Long before Craig kick started the James Bond franchise and Jackman strapped on the claws of the comix superhero Wolverine for the "X-Men" movies, both were accomplished stage vets. Craig starred in the London productions of Hurlyburly and Angels in America. Jackman won kudos for his Curly in the West End production of Oklahoma! and a Tony for reincarnating Peter Allen in The Boy From Oz on Broadway. So, although the folks lining up to see A Steady Rain may be there to stare at two great looking movie stars (a friend calls it “The Hunk Show”) what they’ll see are two stage actors having the time of their lives.
A Steady Rain, which premiered in Chicago in 2007 with a far less star-studded cast, is not a great play. It’s a buddy story, told primarily in a series of monologues, in which two cops who grew up together and became squad car partners recount the events that lead them awry. The 85-minute play is stuffed with more drama than a season of “Law & Order” but it is still sketchy enough to seem like the treatment pitch for a movie. And indeed, the script by playwright Keith Huff (the editor of a medical website) has already been optioned by the folks who produce the James Bond movies (click here to read a story about Huff, who, after writing 60 plays, is now about to quit his day job).

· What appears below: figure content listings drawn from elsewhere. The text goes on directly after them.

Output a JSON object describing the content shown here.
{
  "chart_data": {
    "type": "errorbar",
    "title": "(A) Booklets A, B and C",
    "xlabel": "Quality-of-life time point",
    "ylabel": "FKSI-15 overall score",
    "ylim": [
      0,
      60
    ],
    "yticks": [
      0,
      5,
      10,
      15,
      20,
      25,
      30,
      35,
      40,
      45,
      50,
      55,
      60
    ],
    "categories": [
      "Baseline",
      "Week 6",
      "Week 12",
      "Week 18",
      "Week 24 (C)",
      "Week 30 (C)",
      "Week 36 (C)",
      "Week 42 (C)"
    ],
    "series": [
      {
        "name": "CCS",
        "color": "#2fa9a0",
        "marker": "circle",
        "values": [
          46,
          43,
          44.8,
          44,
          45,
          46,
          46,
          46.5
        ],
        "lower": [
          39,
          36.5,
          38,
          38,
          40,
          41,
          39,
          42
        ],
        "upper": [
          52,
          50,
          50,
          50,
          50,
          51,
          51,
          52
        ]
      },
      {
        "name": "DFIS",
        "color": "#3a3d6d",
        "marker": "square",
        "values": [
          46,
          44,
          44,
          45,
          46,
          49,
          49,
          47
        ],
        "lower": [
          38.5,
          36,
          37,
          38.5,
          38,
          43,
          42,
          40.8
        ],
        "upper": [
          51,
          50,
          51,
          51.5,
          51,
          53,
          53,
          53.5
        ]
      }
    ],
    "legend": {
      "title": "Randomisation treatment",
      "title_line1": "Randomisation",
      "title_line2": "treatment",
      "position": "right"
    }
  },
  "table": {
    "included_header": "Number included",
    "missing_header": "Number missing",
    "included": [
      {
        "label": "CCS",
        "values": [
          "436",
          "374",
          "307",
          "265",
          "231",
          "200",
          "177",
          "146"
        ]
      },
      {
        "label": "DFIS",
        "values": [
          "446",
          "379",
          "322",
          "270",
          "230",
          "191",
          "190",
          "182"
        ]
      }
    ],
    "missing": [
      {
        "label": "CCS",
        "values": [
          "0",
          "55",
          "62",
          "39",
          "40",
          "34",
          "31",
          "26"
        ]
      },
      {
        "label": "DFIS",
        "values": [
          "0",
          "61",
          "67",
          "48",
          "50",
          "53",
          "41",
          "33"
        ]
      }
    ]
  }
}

In the meantime, however, the play does provide a terrific showcase for actors (audition directors should get ready to hear endless recitations of these speeches). In director John Crowley’s taut production, the characters sit on straight-backed chairs under interrogation lights and speak directly to the audience, although there are moments when they roam the stage and interact. Some of the stories they tell are funny; others almost excruciatingly painful and intense, which explains why the actors got pissed off last Wednesday when a cell phone went off in the audience during a key scene. (Click here to watch the incident, apparently recorded by someone else's cell phone.)
Craig and Jackman bite into their roles with the gusto of men who haven’t had a decent meal in a long while. Jackman plays Denny, the alpha male in the relationship, the one who has the beautiful wife and the kids, who drives the patrol car and takes the lead in roughing up suspects and taunting them with racial epithets. Craig is Joey, his lifelong sidekick, a recovering alcoholic who lives alone and has learned over the years to go along to get along. Both actors—one Brit, the other an Aussie—assume working-class Chicago accents. The accents are O.K. but the performances are terrific.
At the Sunday matinee my husband K and I attended Jackman seemed more comfortable onstage and better able to project his voice when the play began. But Craig used what seemed an early tentativeness to the advantage of his meek character and by the time the play ends, he, like Harriet Walter in last season’s Mary Stuart, has turned an unflashy role into the heart and soul of the show.
The actors are supported by a crackerjack design team. Scott Pask’s spare scenery is surprisingly cinematic and, aided by Hugh Vanstone’s smart lighting, wonderfully effective. Musical underscoring can sometimes be obtrusive but the soundscape by Mark Bennett helps establish the mood. Yes, you can see the end of the play coming long before it gets there but the journey is thoroughly enjoyable and its conductors give theatrical carpetbagging a good name.